In this lengthy and ambitious book, Presbyterian Church in America (PCA) pastor Jeffrey Meyers, summons biblical, theological, and historical arguments to make a case for well-ordered liturgical worship. Significantly, Meyers argues for the sort of structured corporate worship that most conservative Protestant congregations eschew in favor of either a populist informality or a Spartan neo-Puritan minimalism. The result is a wide-ranging book that could be an enormous help to almost any pastor or elder, especially (but not exclusively) those in the Reformed tradition.
Meyers anchors his argument for a particular liturgical order in Covenant theology. In particular, he understands Christian worship to be a logical development of the Covenant renewal ceremonies described in the Old Testament. Meyers explains that one can avoid the contemporary confusion regarding worship "only by identifying a biblical purpose that includes everything we experience and do in Christian corporate worship. God's covenant provides the key. Simply stated, the purpose of the Sunday service is covenant renewal. During corporate 'worship' the Lord renews His covenant with His people when he gathers them together and serves them" (33). Consequently, according to Meyers, Christian worship should correspond to the following order or shape (86):
God Calls Us-We Gather Together and Praise Him God Cleanses Us-We Confess Our Sins and Are Forgiven in ChristGod Consecrates Us-We Respond in Prayer and OfferingGod Communes with Us-We Eat God's Food at His TableGod Commissions (Blesses) Us-We March Out to Serve God
The proper order of these elements is not, contrary to popular assumptions, a matter of indifference, nor should it be determined by the whim of individual pastors.
Since sacrifice was central to the Old Testament covenant, Meyers contends that it should also be the crux of Christian worship, though clearly Christ's sacrificial death on the cross transforms the church's understanding of her proper offering. Meyers argues that some Protestants may have excluded too much of this sacrificial theme from worship in their reaction against the medieval church's mass sacrifice. He proceeds then to provide a detailed explanation for every part of his home congregation's Sunday worship service. Along the way, The Lord's Service answers a host of common objections to liturgical worship. Just because Roman Catholics observe a particular practice is not a valid reason for Reformed believers to avoid it, especially if there is considerable biblical warrant for its observance (accordingly, using wine in communion and kneeling for prayer merit restoration). Perhaps most importantly, the author shows how set forms if used carefully can promote truly corporate, participatory worship that best reflects the great Reformation principle of the priesthood of all believers.

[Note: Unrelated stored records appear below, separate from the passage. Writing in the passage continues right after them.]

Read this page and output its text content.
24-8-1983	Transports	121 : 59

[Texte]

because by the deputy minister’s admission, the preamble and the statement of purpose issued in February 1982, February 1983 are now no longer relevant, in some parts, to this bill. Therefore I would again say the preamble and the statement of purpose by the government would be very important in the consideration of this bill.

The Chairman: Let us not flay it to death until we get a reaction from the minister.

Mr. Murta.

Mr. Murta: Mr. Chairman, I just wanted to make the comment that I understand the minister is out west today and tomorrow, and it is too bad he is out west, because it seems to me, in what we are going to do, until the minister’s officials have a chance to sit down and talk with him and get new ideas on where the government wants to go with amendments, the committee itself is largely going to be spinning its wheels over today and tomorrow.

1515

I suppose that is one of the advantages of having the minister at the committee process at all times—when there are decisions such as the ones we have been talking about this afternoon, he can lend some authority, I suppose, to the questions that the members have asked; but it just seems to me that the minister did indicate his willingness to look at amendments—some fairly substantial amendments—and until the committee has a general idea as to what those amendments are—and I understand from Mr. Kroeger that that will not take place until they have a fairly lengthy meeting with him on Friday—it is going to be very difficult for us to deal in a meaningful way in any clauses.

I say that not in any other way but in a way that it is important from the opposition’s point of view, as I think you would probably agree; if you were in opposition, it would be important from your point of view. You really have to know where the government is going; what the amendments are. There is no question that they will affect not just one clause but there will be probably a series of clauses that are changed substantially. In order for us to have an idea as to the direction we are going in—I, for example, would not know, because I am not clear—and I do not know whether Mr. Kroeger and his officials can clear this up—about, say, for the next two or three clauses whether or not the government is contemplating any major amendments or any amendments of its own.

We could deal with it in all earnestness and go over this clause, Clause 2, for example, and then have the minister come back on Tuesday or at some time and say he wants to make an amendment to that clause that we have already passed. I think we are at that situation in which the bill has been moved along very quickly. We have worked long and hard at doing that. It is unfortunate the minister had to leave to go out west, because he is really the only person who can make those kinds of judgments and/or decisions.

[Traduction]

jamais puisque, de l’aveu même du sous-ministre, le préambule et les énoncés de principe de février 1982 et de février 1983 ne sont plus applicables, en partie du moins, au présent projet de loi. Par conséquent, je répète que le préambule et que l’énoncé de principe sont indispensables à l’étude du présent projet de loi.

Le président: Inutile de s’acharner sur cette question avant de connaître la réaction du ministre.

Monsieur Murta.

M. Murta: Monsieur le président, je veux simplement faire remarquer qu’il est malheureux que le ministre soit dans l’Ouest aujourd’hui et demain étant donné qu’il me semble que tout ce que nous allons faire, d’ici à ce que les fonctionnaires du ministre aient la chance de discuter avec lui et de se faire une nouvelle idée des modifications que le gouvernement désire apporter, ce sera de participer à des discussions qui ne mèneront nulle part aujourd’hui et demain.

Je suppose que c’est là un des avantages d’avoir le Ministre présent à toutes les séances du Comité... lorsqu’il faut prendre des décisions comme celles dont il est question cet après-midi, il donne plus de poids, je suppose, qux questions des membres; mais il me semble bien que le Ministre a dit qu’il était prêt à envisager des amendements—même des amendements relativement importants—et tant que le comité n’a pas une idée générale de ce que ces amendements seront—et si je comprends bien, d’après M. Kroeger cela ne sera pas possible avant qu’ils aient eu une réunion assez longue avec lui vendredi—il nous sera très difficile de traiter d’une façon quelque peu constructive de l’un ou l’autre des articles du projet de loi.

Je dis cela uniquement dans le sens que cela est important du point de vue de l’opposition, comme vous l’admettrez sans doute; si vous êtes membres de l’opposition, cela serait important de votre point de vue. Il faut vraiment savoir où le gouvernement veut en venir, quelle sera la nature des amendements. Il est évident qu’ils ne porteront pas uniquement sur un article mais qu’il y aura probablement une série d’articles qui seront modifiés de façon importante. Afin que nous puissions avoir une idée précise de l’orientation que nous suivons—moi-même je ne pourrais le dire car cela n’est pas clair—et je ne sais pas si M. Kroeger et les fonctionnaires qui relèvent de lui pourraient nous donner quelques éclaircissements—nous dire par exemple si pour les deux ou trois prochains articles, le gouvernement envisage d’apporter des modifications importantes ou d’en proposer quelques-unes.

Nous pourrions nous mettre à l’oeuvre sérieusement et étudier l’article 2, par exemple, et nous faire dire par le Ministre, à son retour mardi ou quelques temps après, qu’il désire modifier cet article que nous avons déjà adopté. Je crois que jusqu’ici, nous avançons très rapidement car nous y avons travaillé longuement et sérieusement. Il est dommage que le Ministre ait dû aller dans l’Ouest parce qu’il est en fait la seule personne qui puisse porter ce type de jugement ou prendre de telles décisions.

Meyers has written a valuable guide to Reformed worship that is well researched and catholic in the best sense. The bibliographical essay at the end of the book is a precious resource on its own. Although not all scholars would agree with Meyers about the formative character of the covenant renewal theme, most would probably endorse the shape of the order he advocates-arriving at a similar spot via rather different routes. This reviewer was unhappy about some of the sacrificial language Meyers appears prepared to apply to eucharistic worship (see especially pp. 68, 70, 96). The reformers rightly took pains to stress that, as sinners, we do not enter into Christ's self offering (although we are certainly beneficiaries of it) and that the only sacrifice the faithful offer in the eucharist is the purely responsive offering of praise and thanksgiving. Nor will all be convinced by his argument for young children receiving communion based upon an exegesis of 1 Corinthians 11:28 ff. Still, The Lord's Service is an excellent contribution to the sort of rethinking Reformed Christians need to do if they are truly committed to the principle of semper reformanda. It merits a wide readership.